Sébastien Bouchard s’est blessé au biceps gauche, samedi soir au Centre Vidéotron, ce qui l’a forcé à abandonner et perdre par K.-O. technique.

La promesse d'Yvon Michel à Sébastien Bouchard

L’heure n’était pas à la fête, samedi, dans les couloirs du Centre Vidéotron. Même Marie-Ève Dicaire, qui venait de défendre son titre de championne du monde pour la troisième fois, s’en est aperçue. Sans compter le malheur qui s’est acharné sur le boxeur de Québec, Sébastien Bouchard.

Le favori local a subi une rupture du tendon du biceps distal gauche à la 51e seconde du quatrième round, ce qui l’a forcé à abandonner et perdre par K.-O. technique face au Montréalais Ayaz Hussain.

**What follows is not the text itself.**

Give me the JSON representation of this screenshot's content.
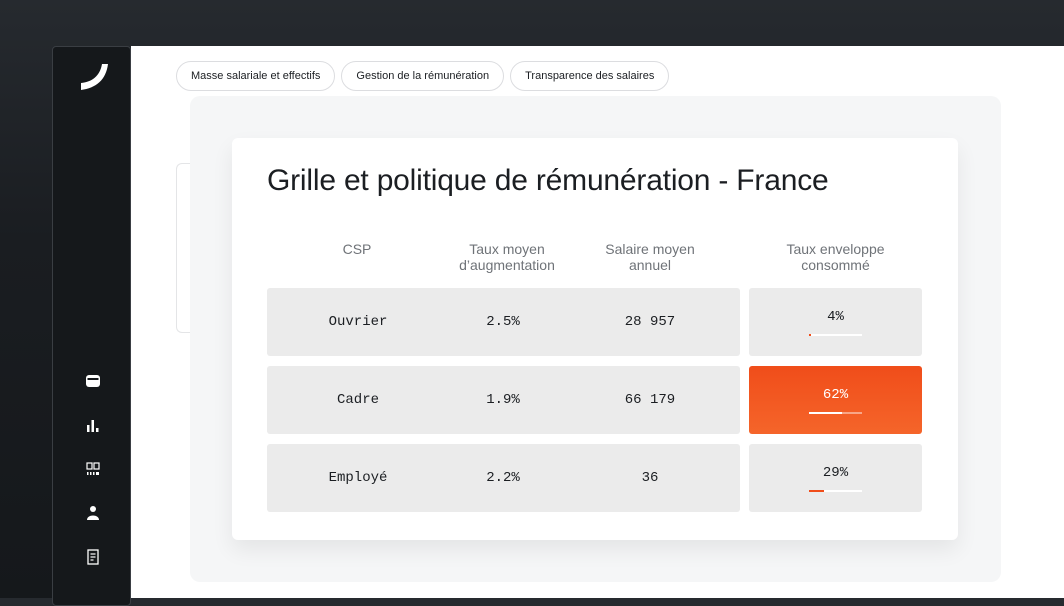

Dans son coin, le visage défait par ce mauvais coup du sort, Bouchard a eu droit à quelques mots de réconfort du promoteur Yvon Michel. Il n’a pas à s’inquiéter, on lui a promis de lui offrir la chance de se battre à nouveau au terme de la rééducation de six mois qui suivra l’intervention chirurgicale qu’il devra subir. Il y a deux ans, Bouchard avait été opéré pour la même raison, mais au biceps droit.

«Je lui ai dit : ne t’en fais pas, Sébastien, peu importe ce qui va arriver, on va être là, tu feras toujours partie de l’équipe», a raconté le président de GYM au début de la nuit.

Au-delà du boxeur, il avait de la peine pour l’homme, qu’il a appris à connaître et à apprécier.

«Un bon gars»

«On parle d’un bon gars, ici, un homme de famille et un athlète dédié. On voudrait tellement qu’il parvienne à percer les classements mondiaux. On avait confiance que ce combat pouvait le lancer. Même si l’autre avait un peu plus de style, Sébastien s’installait bien, il avait de la hargne et plus de chien. Il savait ce qu’il faisait et il était en voie de le casser», a estimé Michel.

Mais voilà, le corps de Bouchard l’a laissé tomber, comme c’est le cas depuis deux ans.

«Ça fait mal au cœur. Je vais faire ce que je fais depuis le début de ma carrière, je vais revenir», a dit le principal intéressé après l’incident l’ayant privé de mettre la main sur les ceintures NABA Américain et Canadien, ce qui aurait été une première pour lui.

Bouchard faisait partie des projets à court terme de GYM. Il devait être de la finale au Casino de Montréal, le 8 février, et serait revenu se battre au Centre Vidéotron sur la carte de la fin mars que prépare Yvon Michel. Il devait aussi être le point de mire d’une future série qui doit commencer au Théâtre Le Capitole, en mai 2020.

«Il était notre gros nom pour lancer cette série. On devra trouver quelqu’un d’autre. On va lui donner une autre chance, absolument», ajoutait Michel.

Ce dernier a déjà réservé les dates du 27 et 28 mars, au Centre Vidéotron, pour y tenir un événement qu’il qualifie déjà de majeur. La date sera déterminée par le calendrier éliminatoire des Remparts. Mikaël Zewski devrait s’y trouver. Pour ce qui est de Marie-Ève Dicaire, tout dépendra si le projet d’un événement d’envergure prévu dans le cadre la Journée internationale de la femme, le 8 mars à New York, a lieu. Sinon, elle sera de retour à Québec.

«Idéalement, on aimerait mieux que Marie-Ève revienne à Québec un peu plus tard avec les titres unifiés IBF et WBA. C’est pour ça qu’on a tenu cette finale [intérimaire] WBA», a noté Michel à propos d’un autre combat féminin ayant eu lieu, samedi, dans un gala qui n’a pas été économiquement rentable, selon lui, avec la présence de 2369 spectateurs, dont plusieurs ont quitté les lieux avant la conclusion de la finale plutôt terne ayant opposé Dicaire à la Vénézuélienne Ogleidis Suarez.